Formel 1

4. Freies Training: Michelin beherrscht die halbnasse Strecke

Der Wettergott spielt an diesem Auftaktrennwochenende in Downunder eine entscheidende Rolle. Gehörte das 3. Training noch Bridgestone, war nun Michelin vorne.
von Stephan Heublein

Motorsport-Magazin.com - Während sich unter trockenen Verhältnissen, wie gestern gesehen, einiges am Kräfteverhältnis verändert hat, bewiesen die beiden freien Samstagstrainings, dass sich das Kräfteverhältnis im Nassen über den Winter nicht verändert hat: Bridgestone dominiert bei den heavy wets und nassen Bedingungen, Michelin ist hingegen auf abtrocknender Strecke mit Rillenreifen überlegen.
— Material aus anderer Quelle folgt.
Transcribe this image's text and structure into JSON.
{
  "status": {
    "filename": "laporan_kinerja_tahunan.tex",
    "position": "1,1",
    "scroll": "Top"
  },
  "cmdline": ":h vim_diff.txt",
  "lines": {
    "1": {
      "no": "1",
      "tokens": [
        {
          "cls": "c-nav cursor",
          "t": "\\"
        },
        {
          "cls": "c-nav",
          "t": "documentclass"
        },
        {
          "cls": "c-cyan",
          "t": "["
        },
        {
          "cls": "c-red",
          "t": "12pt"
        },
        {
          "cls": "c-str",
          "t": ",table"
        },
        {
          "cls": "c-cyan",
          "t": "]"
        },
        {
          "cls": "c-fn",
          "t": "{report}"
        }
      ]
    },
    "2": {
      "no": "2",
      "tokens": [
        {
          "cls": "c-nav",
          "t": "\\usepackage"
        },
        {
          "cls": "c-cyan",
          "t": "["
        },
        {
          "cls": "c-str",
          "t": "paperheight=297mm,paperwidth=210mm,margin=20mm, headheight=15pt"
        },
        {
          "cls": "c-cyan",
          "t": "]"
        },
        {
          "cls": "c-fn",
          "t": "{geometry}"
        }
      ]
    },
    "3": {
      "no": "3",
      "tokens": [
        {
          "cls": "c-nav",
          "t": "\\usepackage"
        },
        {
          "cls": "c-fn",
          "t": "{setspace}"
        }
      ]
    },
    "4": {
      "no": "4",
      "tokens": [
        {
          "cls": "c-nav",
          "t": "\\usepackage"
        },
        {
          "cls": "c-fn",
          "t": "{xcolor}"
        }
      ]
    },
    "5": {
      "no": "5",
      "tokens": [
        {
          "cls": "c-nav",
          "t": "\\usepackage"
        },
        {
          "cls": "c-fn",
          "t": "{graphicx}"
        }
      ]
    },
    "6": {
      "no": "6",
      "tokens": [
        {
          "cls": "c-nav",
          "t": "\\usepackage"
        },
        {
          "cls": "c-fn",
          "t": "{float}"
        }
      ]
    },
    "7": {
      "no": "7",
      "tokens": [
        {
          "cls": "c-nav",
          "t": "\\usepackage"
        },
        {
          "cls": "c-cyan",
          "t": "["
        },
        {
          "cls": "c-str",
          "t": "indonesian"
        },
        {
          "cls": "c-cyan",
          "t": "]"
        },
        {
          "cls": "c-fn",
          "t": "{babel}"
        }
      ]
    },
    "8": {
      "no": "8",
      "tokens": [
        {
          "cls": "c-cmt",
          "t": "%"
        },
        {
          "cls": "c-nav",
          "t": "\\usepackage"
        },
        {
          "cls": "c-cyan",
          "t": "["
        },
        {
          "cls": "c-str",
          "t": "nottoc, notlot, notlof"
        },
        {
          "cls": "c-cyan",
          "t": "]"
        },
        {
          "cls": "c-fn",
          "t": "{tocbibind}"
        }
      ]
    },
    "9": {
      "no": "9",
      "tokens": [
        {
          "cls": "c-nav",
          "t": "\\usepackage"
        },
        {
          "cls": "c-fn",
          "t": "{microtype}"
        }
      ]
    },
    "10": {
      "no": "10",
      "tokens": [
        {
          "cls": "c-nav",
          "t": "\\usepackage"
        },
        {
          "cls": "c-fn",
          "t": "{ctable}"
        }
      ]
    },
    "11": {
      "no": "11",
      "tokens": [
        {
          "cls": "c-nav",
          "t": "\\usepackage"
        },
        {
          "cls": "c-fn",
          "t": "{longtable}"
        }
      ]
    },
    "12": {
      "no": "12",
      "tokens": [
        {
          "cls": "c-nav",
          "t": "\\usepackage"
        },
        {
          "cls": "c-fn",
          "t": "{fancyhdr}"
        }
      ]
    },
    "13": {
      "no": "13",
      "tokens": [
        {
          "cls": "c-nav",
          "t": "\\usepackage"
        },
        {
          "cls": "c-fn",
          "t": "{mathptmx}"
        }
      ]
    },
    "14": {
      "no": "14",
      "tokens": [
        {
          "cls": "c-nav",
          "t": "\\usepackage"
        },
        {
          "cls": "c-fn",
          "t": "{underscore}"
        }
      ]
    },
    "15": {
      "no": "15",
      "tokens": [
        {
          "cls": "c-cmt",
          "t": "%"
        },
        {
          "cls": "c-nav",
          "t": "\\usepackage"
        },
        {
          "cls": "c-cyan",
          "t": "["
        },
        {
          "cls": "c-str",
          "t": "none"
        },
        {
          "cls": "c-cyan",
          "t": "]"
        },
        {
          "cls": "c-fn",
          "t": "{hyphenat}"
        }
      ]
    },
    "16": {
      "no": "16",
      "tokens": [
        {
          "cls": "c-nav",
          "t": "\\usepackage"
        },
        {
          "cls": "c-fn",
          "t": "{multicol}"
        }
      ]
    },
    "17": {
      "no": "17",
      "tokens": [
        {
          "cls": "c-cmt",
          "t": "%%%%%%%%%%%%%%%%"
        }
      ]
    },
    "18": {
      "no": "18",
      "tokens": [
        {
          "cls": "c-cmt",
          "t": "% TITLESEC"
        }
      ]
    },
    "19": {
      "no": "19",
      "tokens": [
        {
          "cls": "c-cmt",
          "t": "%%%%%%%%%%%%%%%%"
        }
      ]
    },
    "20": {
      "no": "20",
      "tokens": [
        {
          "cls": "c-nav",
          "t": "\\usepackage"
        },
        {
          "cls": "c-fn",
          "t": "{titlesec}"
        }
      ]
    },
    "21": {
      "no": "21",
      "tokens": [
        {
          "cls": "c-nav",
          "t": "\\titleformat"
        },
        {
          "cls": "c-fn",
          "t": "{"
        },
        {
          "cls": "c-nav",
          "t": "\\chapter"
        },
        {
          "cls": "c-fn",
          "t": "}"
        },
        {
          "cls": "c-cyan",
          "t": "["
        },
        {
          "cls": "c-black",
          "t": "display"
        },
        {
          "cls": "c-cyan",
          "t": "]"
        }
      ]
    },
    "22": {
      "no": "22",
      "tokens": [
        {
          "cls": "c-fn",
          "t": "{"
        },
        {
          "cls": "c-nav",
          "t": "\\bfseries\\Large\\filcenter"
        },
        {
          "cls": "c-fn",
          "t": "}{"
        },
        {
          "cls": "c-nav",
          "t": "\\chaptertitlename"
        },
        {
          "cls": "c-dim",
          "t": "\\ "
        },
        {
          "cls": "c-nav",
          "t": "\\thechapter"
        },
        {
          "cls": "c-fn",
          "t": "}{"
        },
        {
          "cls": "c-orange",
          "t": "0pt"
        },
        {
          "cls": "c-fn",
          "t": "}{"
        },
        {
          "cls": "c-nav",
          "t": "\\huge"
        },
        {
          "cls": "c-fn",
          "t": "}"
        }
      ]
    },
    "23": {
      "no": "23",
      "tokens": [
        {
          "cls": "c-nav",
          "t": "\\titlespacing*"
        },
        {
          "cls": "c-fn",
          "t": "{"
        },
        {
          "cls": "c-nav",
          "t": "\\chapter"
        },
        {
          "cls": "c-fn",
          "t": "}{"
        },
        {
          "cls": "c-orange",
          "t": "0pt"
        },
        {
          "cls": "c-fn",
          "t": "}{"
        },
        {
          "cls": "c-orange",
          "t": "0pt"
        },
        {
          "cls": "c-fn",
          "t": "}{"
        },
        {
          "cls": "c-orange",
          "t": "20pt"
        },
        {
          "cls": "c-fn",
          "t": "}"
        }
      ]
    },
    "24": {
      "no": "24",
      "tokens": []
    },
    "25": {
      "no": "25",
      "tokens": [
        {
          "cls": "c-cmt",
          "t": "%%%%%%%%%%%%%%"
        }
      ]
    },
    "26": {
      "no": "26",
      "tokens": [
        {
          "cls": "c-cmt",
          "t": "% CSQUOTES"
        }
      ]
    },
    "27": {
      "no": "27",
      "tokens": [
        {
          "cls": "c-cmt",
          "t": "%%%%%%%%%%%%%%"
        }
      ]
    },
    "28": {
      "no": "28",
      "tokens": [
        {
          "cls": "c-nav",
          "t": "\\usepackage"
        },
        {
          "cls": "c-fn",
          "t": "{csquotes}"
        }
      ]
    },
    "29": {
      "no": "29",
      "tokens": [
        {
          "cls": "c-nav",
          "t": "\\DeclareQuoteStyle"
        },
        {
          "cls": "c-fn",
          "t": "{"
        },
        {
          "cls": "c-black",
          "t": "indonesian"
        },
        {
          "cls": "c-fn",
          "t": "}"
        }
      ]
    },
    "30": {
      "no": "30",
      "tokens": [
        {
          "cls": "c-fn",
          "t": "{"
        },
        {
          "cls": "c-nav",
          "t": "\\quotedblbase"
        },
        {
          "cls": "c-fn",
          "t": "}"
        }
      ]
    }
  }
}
Der Rundengeiz. Zwar fuhr keiner der Piloten mehr als 18 Runden, doch war im Verlaufe der 45-minütigen Abschlusssession immer etwas auf der Strecke los. Somit war das vierte Training zumindest in dieser Hinsicht eine kleine Entschädigung für die Action-losen ersten drei Sessions.

Die Zwischenfälle. Durch die im Vergleich zur dritten Sitzung trockenere Strecke kam es zu weniger Ausrutschern und Drehern. Während Jacques Villeneuve beim Verlassen seiner Box einen Reifenwärmer hinter sich herschleifte, stehen noch Fragezeichen hinter dem Inder Narain Karthikeyan und dem Japaner Takuma Sato. Letzterer rollte aus noch unbekannten Gründen am Streckenrand aus. Der Inder grub seinen Jordan im Gras ein und überhitzte die Bremsen dabei so sehr, dass sie zu brennen anfingen und gelöscht werden mussten.

Die Reifen. Das Kräfteverhältnis bei den Reifen entspricht wie beschrieben genau jenem von 2004. Die unzähligen Regenreifentests von Michelin haben sich also noch nicht wirklich ausgezahlt...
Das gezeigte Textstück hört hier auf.